As a consequence, bonds and risk-hedging derivatives [including options, swaps and forwards, or any other assets generating interest and return capital to investors] become subject to TOFA from 1 July. This requires investors to report current and future financial arrangements under the rules prescribed by the law. DST Global Solutions, a vendor of investment administration software, has worked with clients to interpret the legislation: to understand what it requires from them; and to determine which of the specified reporting methods would be most appropriate for them. The law provides two default options [‘compounding accruals’ and realisation] and four electives: hedging, financial reports, fair value, foreign exchange transactions.

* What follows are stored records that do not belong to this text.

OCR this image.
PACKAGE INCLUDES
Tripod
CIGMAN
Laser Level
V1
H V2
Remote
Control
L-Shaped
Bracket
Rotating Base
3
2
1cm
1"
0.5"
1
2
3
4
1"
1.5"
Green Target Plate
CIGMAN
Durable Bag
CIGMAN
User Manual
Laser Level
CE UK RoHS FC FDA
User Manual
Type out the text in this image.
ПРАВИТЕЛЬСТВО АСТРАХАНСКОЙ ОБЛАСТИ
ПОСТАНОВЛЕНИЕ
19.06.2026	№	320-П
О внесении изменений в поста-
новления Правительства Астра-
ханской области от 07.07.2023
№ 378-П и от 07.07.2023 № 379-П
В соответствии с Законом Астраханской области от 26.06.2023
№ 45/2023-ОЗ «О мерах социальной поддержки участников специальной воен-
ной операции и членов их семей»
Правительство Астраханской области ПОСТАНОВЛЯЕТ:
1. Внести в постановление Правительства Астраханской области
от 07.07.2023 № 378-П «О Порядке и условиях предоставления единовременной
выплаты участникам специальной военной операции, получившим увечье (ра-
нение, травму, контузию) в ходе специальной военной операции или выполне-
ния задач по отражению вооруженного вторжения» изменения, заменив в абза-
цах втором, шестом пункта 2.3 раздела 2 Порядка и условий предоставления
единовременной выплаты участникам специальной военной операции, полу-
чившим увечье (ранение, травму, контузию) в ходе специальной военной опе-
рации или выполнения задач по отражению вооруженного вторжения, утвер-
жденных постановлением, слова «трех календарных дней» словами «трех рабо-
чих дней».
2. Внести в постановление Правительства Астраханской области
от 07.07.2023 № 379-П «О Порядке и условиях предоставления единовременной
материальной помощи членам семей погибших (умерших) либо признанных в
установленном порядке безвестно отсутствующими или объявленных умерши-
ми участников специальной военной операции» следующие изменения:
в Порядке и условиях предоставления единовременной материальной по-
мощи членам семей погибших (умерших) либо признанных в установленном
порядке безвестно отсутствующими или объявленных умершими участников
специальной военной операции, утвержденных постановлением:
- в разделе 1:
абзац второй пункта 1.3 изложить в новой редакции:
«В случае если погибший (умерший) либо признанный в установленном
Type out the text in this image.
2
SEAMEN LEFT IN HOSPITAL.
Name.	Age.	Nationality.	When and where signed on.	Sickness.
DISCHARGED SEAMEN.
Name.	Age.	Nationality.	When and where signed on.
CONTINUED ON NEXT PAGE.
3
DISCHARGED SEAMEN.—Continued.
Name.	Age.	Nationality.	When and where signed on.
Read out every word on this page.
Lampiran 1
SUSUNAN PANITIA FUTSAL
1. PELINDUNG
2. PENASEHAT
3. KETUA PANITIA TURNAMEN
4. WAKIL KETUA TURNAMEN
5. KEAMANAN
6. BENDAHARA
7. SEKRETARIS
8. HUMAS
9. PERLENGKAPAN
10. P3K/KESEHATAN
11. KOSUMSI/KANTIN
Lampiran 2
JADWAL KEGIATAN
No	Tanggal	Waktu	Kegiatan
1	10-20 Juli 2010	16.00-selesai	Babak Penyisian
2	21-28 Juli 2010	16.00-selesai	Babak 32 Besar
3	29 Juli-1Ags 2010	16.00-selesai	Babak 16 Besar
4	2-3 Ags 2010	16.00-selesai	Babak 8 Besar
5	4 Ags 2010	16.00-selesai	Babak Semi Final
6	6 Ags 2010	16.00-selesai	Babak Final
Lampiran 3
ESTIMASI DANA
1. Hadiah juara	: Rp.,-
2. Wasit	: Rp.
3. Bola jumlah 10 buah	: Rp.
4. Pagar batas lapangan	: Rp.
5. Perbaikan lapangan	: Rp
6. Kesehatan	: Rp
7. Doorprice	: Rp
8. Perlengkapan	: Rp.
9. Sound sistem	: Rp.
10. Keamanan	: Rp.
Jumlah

If an investor chooses an elective, their decision is irrevocable. “When you understand what the various methods are, you have to think about what the upstream impact of adopting one of them will be,” Ian Mathieson, chief executive of DST, said. For instance, choosing the ‘fair value’ elective would apply this tax treatment to equity portfolios as well as financial arrangements, and terminate any capital gains tax concessions granted to shares owned for more than 12 months, Mathieson said. Most of DST’s clients have chosen to use the compounding accruals method, which forces investors to pay tax on earnings at regular intervals, rather than at the end of the life of investments – such as bond returns.
The vendor has built a TOFAenabled version of its investment administration system, HiPortfolio, and has worked with clients as they test the software and “cleanse” historical transaction data for inaccuracies, Mathieson said. “Because we’re talking about supporting taxation over the life of an investment, you need more than balances. You need the transaction details. “A systems upgrade is fairly daunting, but the extra complexity of a whole new taxation program means they’ve had to cleanse their data.” A major backoffice challenge that funds would face down the track would be ensuring a smooth transfer of clean transaction data when they change custodians, he said. “There are some provisions that allow for estimations. But you have to have a demonstrable, clear set of estimations and evidence. Sometimes this can be more work than having the data cleansed.” Although investors are nearing the end of their preparation for TOFA, Mathieson was “sure there will be issues” when the legislation becomes live.